Landscape architect Kenny King designed the bins, which were constructed of reclaimed wood by King and his fellow Mount Washington dads. Zippay says the project will help students learn to “take responsibility for school waste, recycle natural resources, change cultural attitudes about garbage in a way that will benefit society, reduce the school’s solid waste stream, and change their lifestyle decisions as future citizens of the earth.”

That may seem like a lot of responsibility for dirt but the lessons seem to be taking hold. "Compost is food and stuff, lots of eggs, and it all turns into soil and it helps the plants grow," says third-grader Linden Staley. "We all know plants need good soil, sun, water and love."

Learning with Worms

Parent Nicole Thomas says the second component of The Dirty Hands program will start with a visit from Lara Laskay of Urban Worms who will do workshops with grades K-2. Initially, a "Worm Factory 360" bin will be assigned to each grade with the different classes sharing the responsibility of feeding the worms and harvesting their castings.

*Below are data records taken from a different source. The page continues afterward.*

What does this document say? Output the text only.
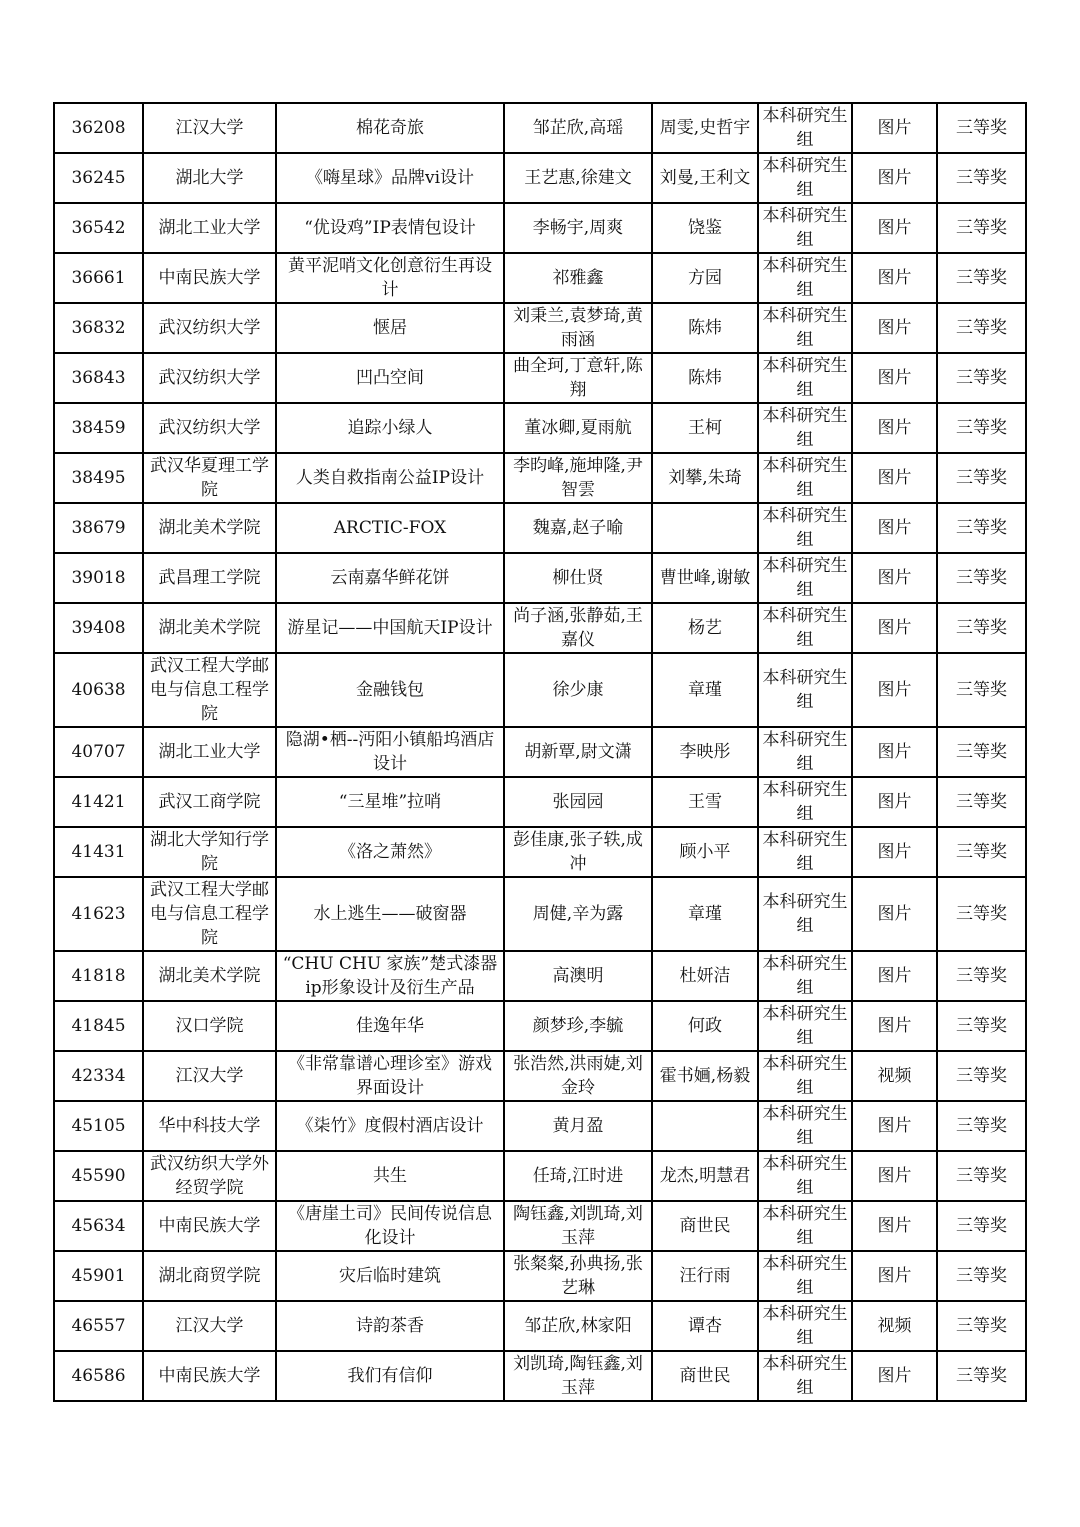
36208	江汉大学	棉花奇旅	邹芷欣,高瑶	周雯,史哲宇	本科研究生组	图片	三等奖
36245	湖北大学	《嗨星球》品牌vi设计	王艺惠,徐建文	刘曼,王利文	本科研究生组	图片	三等奖
36542	湖北工业大学	“优设鸡”IP表情包设计	李畅宇,周爽	饶鉴	本科研究生组	图片	三等奖
36661	中南民族大学	黄平泥哨文化创意衍生再设计	祁雅鑫	方园	本科研究生组	图片	三等奖
36832	武汉纺织大学	惬居	刘秉兰,袁梦琦,黄雨涵	陈炜	本科研究生组	图片	三等奖
36843	武汉纺织大学	凹凸空间	曲全珂,丁意轩,陈翔	陈炜	本科研究生组	图片	三等奖
38459	武汉纺织大学	追踪小绿人	董冰卿,夏雨航	王柯	本科研究生组	图片	三等奖
38495	武汉华夏理工学院	人类自救指南公益IP设计	李昀峰,施坤隆,尹智雲	刘攀,朱琦	本科研究生组	图片	三等奖
38679	湖北美术学院	ARCTIC-FOX	魏嘉,赵子喻		本科研究生组	图片	三等奖
39018	武昌理工学院	云南嘉华鲜花饼	柳仕贤	曹世峰,谢敏	本科研究生组	图片	三等奖
39408	湖北美术学院	游星记——中国航天IP设计	尚子涵,张静茹,王嘉仪	杨艺	本科研究生组	图片	三等奖
40638	武汉工程大学邮电与信息工程学院	金融钱包	徐少康	章瑾	本科研究生组	图片	三等奖
40707	湖北工业大学	隐湖•栖--沔阳小镇船坞酒店设计	胡新覃,尉文潇	李映彤	本科研究生组	图片	三等奖
41421	武汉工商学院	“三星堆”拉哨	张园园	王雪	本科研究生组	图片	三等奖
41431	湖北大学知行学院	《洛之萧然》	彭佳康,张子轶,成冲	顾小平	本科研究生组	图片	三等奖
41623	武汉工程大学邮电与信息工程学院	水上逃生——破窗器	周健,辛为露	章瑾	本科研究生组	图片	三等奖
41818	湖北美术学院	“CHU CHU 家族”楚式漆器ip形象设计及衍生产品	高澳明	杜妍洁	本科研究生组	图片	三等奖
41845	汉口学院	佳逸年华	颜梦珍,李毓	何政	本科研究生组	图片	三等奖
42334	江汉大学	《非常靠谱心理诊室》游戏界面设计	张浩然,洪雨婕,刘金玲	霍书婳,杨毅	本科研究生组	视频	三等奖
45105	华中科技大学	《柒竹》度假村酒店设计	黄月盈		本科研究生组	图片	三等奖
45590	武汉纺织大学外经贸学院	共生	任琦,江时进	龙杰,明慧君	本科研究生组	图片	三等奖
45634	中南民族大学	《唐崖土司》民间传说信息化设计	陶钰鑫,刘凯琦,刘玉萍	商世民	本科研究生组	图片	三等奖
45901	湖北商贸学院	灾后临时建筑	张粲粲,孙典扬,张艺琳	汪行雨	本科研究生组	图片	三等奖
46557	江汉大学	诗韵茶香	邹芷欣,林家阳	谭杏	本科研究生组	视频	三等奖
46586	中南民族大学	我们有信仰	刘凯琦,陶钰鑫,刘玉萍	商世民	本科研究生组	图片	三等奖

“Lara and the children will be putting together the bins [and] filling them with red wiggler worms,” says Thomas, who is spearheading the vermicomposting program. “The children will learn how to feed and care for [the worms] while producing the best natural fertilizer possible [which] will be used to nourish our school gardens and native landscaping.”

But for Sylvie Staley, the program’s appeal is more visceral. "I love finding and handling all the bugs that are in the compost pile" says the third grader.

It’s not called “The Dirty Hands” program for nothing.